PUCELLE, Jean
(active c. 1319-1334 in Paris)

Belleville Breviary

1323-26
Manuscript (Ms. lat. 10484, 2 volumes), 240 x 170 mm
Bibliothèque Nationale, Paris

The tradition of Master Honoré was probably continued by his son-in-law Richard of Verdun who is known to have been employed by the Ste Chapelle in 1318. However, no books have survived which can be attributed to him. The next royal illuminator whose work is identifiable was Jean Pucelle. He is mentioned in documents between 1319 and 1327, however, books attributable to him (more than a dozen) exist up to the middle years of the century.
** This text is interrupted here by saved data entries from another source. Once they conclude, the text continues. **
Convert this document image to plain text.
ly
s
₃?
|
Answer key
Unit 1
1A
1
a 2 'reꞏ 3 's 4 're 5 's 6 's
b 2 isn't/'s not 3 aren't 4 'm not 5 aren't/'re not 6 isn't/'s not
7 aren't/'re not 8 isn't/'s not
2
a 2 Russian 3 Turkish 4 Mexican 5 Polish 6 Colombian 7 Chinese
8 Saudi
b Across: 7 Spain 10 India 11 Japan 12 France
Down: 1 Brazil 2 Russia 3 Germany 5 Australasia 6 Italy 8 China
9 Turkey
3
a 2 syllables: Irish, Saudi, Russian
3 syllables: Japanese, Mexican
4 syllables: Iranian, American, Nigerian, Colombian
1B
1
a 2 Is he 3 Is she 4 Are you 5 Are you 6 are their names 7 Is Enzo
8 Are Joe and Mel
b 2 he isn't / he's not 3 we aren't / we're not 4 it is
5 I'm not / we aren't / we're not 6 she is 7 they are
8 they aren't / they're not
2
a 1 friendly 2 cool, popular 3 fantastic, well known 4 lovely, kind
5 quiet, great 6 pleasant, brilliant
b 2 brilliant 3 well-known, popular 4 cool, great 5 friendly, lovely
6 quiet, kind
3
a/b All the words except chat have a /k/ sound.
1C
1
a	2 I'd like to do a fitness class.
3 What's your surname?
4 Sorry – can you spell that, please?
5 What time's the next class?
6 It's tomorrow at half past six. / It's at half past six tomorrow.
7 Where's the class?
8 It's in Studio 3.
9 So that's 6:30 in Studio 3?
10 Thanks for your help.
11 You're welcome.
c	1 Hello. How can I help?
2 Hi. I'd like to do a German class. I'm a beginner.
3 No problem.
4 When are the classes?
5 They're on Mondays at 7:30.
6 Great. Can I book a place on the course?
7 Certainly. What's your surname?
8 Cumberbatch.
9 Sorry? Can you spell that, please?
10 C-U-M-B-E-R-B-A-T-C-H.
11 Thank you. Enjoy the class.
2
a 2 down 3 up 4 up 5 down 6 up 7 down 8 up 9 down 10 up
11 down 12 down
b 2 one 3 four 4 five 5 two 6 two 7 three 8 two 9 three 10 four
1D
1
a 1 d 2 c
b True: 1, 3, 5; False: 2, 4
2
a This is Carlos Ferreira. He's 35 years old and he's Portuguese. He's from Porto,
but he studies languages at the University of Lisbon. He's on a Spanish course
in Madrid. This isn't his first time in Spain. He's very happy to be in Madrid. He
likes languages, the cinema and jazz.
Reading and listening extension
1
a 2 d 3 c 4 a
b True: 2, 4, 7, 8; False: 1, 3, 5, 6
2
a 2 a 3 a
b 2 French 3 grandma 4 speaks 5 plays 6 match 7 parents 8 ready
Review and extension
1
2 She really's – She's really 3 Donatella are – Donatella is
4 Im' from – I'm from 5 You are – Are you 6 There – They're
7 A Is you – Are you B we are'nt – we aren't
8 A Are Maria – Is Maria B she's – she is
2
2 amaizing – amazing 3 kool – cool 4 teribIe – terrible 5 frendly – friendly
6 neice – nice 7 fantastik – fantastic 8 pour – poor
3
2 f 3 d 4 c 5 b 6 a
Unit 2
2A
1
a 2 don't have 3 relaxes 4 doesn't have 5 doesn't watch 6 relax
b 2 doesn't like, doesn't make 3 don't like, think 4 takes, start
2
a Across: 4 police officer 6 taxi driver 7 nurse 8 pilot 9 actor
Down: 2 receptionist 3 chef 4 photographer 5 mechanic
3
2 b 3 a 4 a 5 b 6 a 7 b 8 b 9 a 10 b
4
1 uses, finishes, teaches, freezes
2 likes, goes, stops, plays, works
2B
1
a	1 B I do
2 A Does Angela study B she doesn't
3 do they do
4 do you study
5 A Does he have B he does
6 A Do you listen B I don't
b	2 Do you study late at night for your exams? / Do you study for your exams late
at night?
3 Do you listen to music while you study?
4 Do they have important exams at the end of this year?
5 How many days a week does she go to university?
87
The Belleville Breviary comes from the workshop of Jean Pucelle. Pucelle's style is close to that of Honoré. The drapery has the same soft modelling and in Pucelle's presumed early work faces and hands are delicate and pallid. Nevertheless, a great many new features appear. The page from the Belleville Breviary reveals a wide range of decorative invention embracing naturalistic flowers, insects, birds and animals and grotesque little men playing musical instruments. But the whole effect is tightly controlled, associated as it is with a firm regular framework of narrow bars.

The influence of Italian painting is marked in Pucelle's work, demonstrated by his interest in pictorial space. This is possibly the most revolutionary feature of his work. The exploitation of various rudimentary forms of perspective was a completely new feature of late thirteenth-century Italian painting, and Pucelle incorporated something of these experiments into his manuscript illuminations.

The page (folio 24v) from the Belleville Breviary shows David and Saul enclosed within a small doll's-house-like construction, painted erratically but clearly in three dimensions. Below (on the bas-de-page) the scene of Cain murdering his brother is depicted.